Gokul S
Machine Learning & Generative AI Engineer
gokul-0775
Chennai, Tamil Nadu, India
Joined May 2026
Summary
Generative AI and agentic systems practitioner: The recent roles listed emphasize generative AI, agentic AI, and retrieval-augmented generation (RAG) systems across domains (legal, healthcare, and digital marketing automation), indicating primary strength in building production-facing generative and agentic solutions.
Broad machine-learning toolkit across supervised, unsupervised, and deep learning methods: Multiple project and role entries show hands-on experience with transformers (DistilBERT), FAISS, GMM, DBSCAN, K-means, hierarchical clustering, SVMs, decision trees, random forests, LSTMs, and graph neural networks.

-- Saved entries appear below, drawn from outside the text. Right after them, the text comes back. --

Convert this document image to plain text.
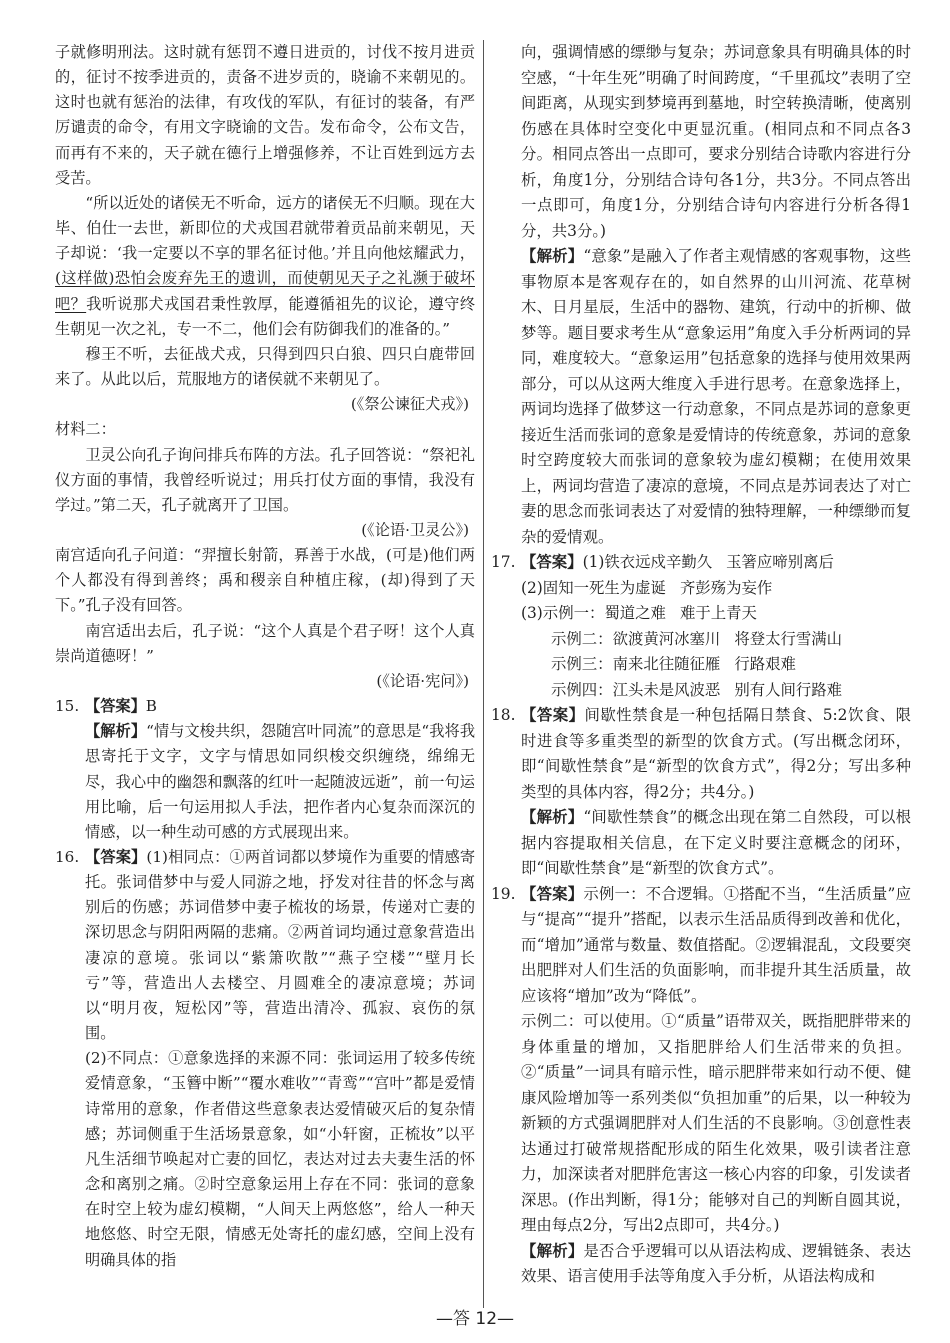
子就修明刑法。这时就有惩罚不遵日进贡的，讨伐不按月进贡的，征讨不按季进贡的，责备不进岁贡的，晓谕不来朝见的。这时也就有惩治的法律，有攻伐的军队，有征讨的装备，有严厉谴责的命令，有用文字晓谕的文告。发布命令，公布文告，而再有不来的，天子就在德行上增强修养，不让百姓到远方去受苦。

“所以近处的诸侯无不听命，远方的诸侯无不归顺。现在大毕、伯仕一去世，新即位的犬戎国君就带着贡品前来朝见，天子却说：‘我一定要以不享的罪名征讨他。’并且向他炫耀武力，(这样做)恐怕会废弃先王的遗训，而使朝见天子之礼濒于破坏吧？我听说那犬戎国君秉性敦厚，能遵循祖先的议论，遵守终生朝见一次之礼，专一不二，他们会有防御我们的准备的。”

穆王不听，去征战犬戎，只得到四只白狼、四只白鹿带回来了。从此以后，荒服地方的诸侯就不来朝见了。

(《祭公谏征犬戎》)

材料二：

卫灵公向孔子询问排兵布阵的方法。孔子回答说：“祭祀礼仪方面的事情，我曾经听说过；用兵打仗方面的事情，我没有学过。”第二天，孔子就离开了卫国。

(《论语·卫灵公》)

南宫适向孔子问道：“羿擅长射箭，奡善于水战，(可是)他们两个人都没有得到善终；禹和稷亲自种植庄稼，(却)得到了天下。”孔子没有回答。

南宫适出去后，孔子说：“这个人真是个君子呀！这个人真崇尚道德呀！”

(《论语·宪问》)

15. 【答案】B

【解析】“情与文梭共织，怨随宫叶同流”的意思是“我将我思寄托于文字，文字与情思如同织梭交织缠绕，绵绵无尽，我心中的幽怨和飘落的红叶一起随波远逝”，前一句运用比喻，后一句运用拟人手法，把作者内心复杂而深沉的情感，以一种生动可感的方式展现出来。

16. 【答案】(1)相同点：①两首词都以梦境作为重要的情感寄托。张词借梦中与爱人同游之地，抒发对往昔的怀念与离别后的伤感；苏词借梦中妻子梳妆的场景，传递对亡妻的深切思念与阴阳两隔的悲痛。②两首词均通过意象营造出凄凉的意境。张词以“紫箫吹散”“燕子空楼”“壁月长亏”等，营造出人去楼空、月圆难全的凄凉意境；苏词以“明月夜，短松冈”等，营造出清冷、孤寂、哀伤的氛围。

(2)不同点：①意象选择的来源不同：张词运用了较多传统爱情意象，“玉簪中断”“覆水难收”“青鸾”“宫叶”都是爱情诗常用的意象，作者借这些意象表达爱情破灭后的复杂情感；苏词侧重于生活场景意象，如“小轩窗，正梳妆”以平凡生活细节唤起对亡妻的回忆，表达对过去夫妻生活的怀念和离别之痛。②时空意象运用上存在不同：张词的意象在时空上较为虚幻模糊，“人间天上两悠悠”，给人一种天地悠悠、时空无限，情感无处寄托的虚幻感，空间上没有明确具体的指

向，强调情感的缥缈与复杂；苏词意象具有明确具体的时空感，“十年生死”明确了时间跨度，“千里孤坟”表明了空间距离，从现实到梦境再到墓地，时空转换清晰，使离别伤感在具体时空变化中更显沉重。(相同点和不同点各3分。相同点答出一点即可，要求分别结合诗歌内容进行分析，角度1分，分别结合诗句各1分，共3分。不同点答出一点即可，角度1分，分别结合诗句内容进行分析各得1分，共3分。)

【解析】“意象”是融入了作者主观情感的客观事物，这些事物原本是客观存在的，如自然界的山川河流、花草树木、日月星辰，生活中的器物、建筑，行动中的折柳、做梦等。题目要求考生从“意象运用”角度入手分析两词的异同，难度较大。“意象运用”包括意象的选择与使用效果两部分，可以从这两大维度入手进行思考。在意象选择上，两词均选择了做梦这一行动意象，不同点是苏词的意象更接近生活而张词的意象是爱情诗的传统意象，苏词的意象时空跨度较大而张词的意象较为虚幻模糊；在使用效果上，两词均营造了凄凉的意境，不同点是苏词表达了对亡妻的思念而张词表达了对爱情的独特理解，一种缥缈而复杂的爱情观。

17. 【答案】(1)铁衣远戍辛勤久 玉箸应啼别离后

(2)固知一死生为虚诞 齐彭殇为妄作

(3)示例一：蜀道之难 难于上青天

示例二：欲渡黄河冰塞川 将登太行雪满山

示例三：南来北往随征雁 行路艰难

示例四：江头未是风波恶 别有人间行路难

18. 【答案】间歇性禁食是一种包括隔日禁食、5:2饮食、限时进食等多重类型的新型的饮食方式。(写出概念闭环，即“间歇性禁食”是“新型的饮食方式”，得2分；写出多种类型的具体内容，得2分；共4分。)

【解析】“间歇性禁食”的概念出现在第二自然段，可以根据内容提取相关信息，在下定义时要注意概念的闭环，即“间歇性禁食”是“新型的饮食方式”。

19. 【答案】示例一：不合逻辑。①搭配不当，“生活质量”应与“提高”“提升”搭配，以表示生活品质得到改善和优化，而“增加”通常与数量、数值搭配。②逻辑混乱，文段要突出肥胖对人们生活的负面影响，而非提升其生活质量，故应该将“增加”改为“降低”。

示例二：可以使用。①“质量”语带双关，既指肥胖带来的身体重量的增加，又指肥胖给人们生活带来的负担。②“质量”一词具有暗示性，暗示肥胖带来如行动不便、健康风险增加等一系列类似“负担加重”的后果，以一种较为新颖的方式强调肥胖对人们生活的不良影响。③创意性表达通过打破常规搭配形成的陌生化效果，吸引读者注意力，加深读者对肥胖危害这一核心内容的印象，引发读者深思。(作出判断，得1分；能够对自己的判断自圆其说，理由每点2分，写出2点即可，共4分。)

【解析】是否合乎逻辑可以从语法构成、逻辑链条、表达效果、语言使用手法等角度入手分析，从语法构成和

—答 12—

Applied research-to-product experience spanning domain-specific ML applications: Work items include semantic search, clinical and risk analytics, fintech risk models, EEG classification, energy forecasting, retail intelligence, and real-estate/vehicle price prediction—showing ability to apply ML techniques to varied industry problems.
Public communicator and advocate for AI-driven engineering: Authored a detailed presentation titled 'AI-Driven Software Engineering' that discusses AI across the SDLC, tooling, risks, and future trends, indicating interest in sharing learnings and thought leadership. prezi
Progressive career path from engineering and CAD training into ML/AI: Earlier roles in mechanical CAD design and training and an Associate Engineer role preceded internships and machine-learning positions, demonstrating a transition toward applied AI and data science.